Native American Novel for Middle Grade Readers Entertains and Educates
Review by Victor R. Volkman
Cady and the Bear Necklace by Ann Dallman
Ann Dallman’s debut middle grade novel Cady and the Bear Necklace is an enthralling tale that is equal parts mystery and first-love pangs. Cady Whirlwind Thunder is a Native American girl in the 8th grade at the Four Eagles school in the fictional town of Barnesville, Michigan, somewhere near the Keweenaw Bay area. Like many “rez schools,” Four Eagles encompasses all grades K thru 12 with a student body of less than 200 souls. Cady is trying hard to fit in and make friends since her move from a suburban Minneapolis-area upbringing about six months ago. Her dad has decided that attending an Indian school would be her best chance to get a complete education in traditional lore, crafts and society. She is a self-admitted klutz at most crafts, including beading, and she relishes the chance to learn to be a traditional.
Cady’s father is a failed medicine man who lost his way when his mentor, who was his great-uncle, died. At a loss for what to do next, he served in the Army and is now a veteran on partial disability. Cady is still adjusting to living with Francine, her relatively new “step-monster” of two years, as well as the expansion of her family with baby Colson as a result of this new union. Francine is a young, 24-year-old and still negotiating how to be a parent and partner to Cady’s 55-year-old dad. Cady’s birth-mom deserted the family when Cady was just 6-years-old, after checking into a substance-abuse treatment facility and checking out with one of the other inpatients. All of this family turmoil has left Cady with a short fuse and prone to angry outbursts.
Cady has reached that particular age where she has a mad crush on a boy and absolutely no idea how to spark a romantic relationship. The object of her affection is the hunky John Ray Chicaug, a tall, dark and athletic all-sports Native American who’s about two years older than she. John Ray is also a traditional Indian, and, at least until now, he’s been too busy with inter-curricular activities to have time for a girlfriend. They meet here and there, often alone together, but it never seems to be enough to make them a pair.
Cady is a member of the Woodland Indian tribe, and Dallman gracefully weaves the text with both lore and relationships that help motivate the plot as well as educate the reader. For example, in an opening chapter, Cady discovers a sacred eagle feather discarded carelessly on the school grounds by an upper classman. This feather must be retrieved by the pipe-bearer, a sanctified elder who can relocate the artifact while honoring it. Said pipe-bearer is John Ray’s grandpa, one of several grandparents who will play a pivotal role in the drama. John Ray informs Cady that the respect and honor she has shown the spirit world will come back to her in the form of a “special task to complete or a mystery to solve.”

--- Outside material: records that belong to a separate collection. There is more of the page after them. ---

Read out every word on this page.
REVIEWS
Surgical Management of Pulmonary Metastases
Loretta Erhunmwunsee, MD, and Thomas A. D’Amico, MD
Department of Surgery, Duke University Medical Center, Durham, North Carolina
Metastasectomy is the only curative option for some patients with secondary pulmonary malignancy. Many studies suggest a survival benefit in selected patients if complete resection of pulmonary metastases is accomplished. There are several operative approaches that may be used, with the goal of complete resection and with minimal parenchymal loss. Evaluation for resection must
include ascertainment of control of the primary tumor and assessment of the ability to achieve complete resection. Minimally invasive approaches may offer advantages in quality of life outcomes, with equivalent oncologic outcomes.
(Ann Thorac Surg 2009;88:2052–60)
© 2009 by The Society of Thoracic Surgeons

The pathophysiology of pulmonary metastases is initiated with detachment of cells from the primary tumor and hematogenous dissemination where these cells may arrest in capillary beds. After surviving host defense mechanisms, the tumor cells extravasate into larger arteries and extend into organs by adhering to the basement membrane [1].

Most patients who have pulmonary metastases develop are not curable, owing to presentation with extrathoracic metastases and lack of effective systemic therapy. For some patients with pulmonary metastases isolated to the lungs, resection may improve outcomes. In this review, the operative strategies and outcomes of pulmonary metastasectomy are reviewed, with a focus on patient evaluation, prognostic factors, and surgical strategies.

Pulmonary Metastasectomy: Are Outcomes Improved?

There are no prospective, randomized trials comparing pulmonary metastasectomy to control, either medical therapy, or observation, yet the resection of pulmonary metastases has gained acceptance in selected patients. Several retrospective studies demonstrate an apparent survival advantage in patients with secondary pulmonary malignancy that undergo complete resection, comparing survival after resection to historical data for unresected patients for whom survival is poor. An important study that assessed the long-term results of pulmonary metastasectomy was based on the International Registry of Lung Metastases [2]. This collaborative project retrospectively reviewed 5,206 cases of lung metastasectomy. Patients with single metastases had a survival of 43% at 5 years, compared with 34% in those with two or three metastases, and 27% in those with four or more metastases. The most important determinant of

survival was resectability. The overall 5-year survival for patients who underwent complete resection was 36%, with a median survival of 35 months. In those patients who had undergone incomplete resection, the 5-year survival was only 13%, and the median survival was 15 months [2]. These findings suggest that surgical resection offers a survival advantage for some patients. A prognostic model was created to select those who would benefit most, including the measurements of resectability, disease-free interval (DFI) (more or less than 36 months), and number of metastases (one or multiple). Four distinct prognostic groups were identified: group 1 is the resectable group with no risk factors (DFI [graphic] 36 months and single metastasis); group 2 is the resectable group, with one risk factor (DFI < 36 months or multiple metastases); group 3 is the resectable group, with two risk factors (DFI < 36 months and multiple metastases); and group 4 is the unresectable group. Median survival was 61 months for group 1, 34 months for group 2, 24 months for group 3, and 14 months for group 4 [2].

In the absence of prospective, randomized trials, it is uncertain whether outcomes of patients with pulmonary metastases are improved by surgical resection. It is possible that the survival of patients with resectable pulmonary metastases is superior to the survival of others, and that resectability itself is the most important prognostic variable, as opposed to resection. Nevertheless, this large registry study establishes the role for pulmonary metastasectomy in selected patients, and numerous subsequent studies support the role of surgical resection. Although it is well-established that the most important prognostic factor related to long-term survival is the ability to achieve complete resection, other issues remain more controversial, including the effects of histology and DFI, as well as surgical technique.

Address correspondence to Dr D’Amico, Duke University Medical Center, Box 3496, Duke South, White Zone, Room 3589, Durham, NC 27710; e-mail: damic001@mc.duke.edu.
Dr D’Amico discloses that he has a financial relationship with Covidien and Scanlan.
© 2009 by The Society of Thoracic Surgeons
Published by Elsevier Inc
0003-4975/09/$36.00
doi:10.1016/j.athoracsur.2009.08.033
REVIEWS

Ann Dallman, author of Cady and the Bear Necklace
Cady is drawn even closer to John Ray’s family by the need to interview another elder for her Indian Literature class project, who turns out to be none other than his grandma. This puts Cady in the funny position of cozying up to her prospective beau’s grandma before even meeting his parents or garnering more physical attention than a gentle pat on the shoulder by this putative boyfriend.
Cady, indeed, is given a mystery to solve, one that begins with her discovery of the titular Bear Necklace, which has been hidden under the floorboards in her own home for decades! Her journey to trace the origins of the Bear Necklace will require her to bring all her skills to bear while navigating and reconnecting with her extended and inter-generational family, as well as her quirky new spirit totem. Each chapter title is shown in both English and Ojibwe languages so the reader has a chance to learn a couple dozen, should he or she desire to do so.
Author Ann Dallman lives in Menominee, where she has been a teacher for more than two decades. She has worked with students at the Hannahville Indian Reservation to produce an anthology, as well as editing a monthly regional magazine. She’s also the author of Sam English: The Life of an Artist (2009), a biography of a local Chippewa artist. Dallman writes what she knows and writes it well.
I strongly recommend Cady and the Bear Necklace to both middle grade readers and parents alike, because it is a compelling, character-driven novel with a rich cultural background and a positive message for everyone. I know I am eagerly awaiting the next installment in this empowering series about Native American youth in the U.P, megwetch to Ann Dallman.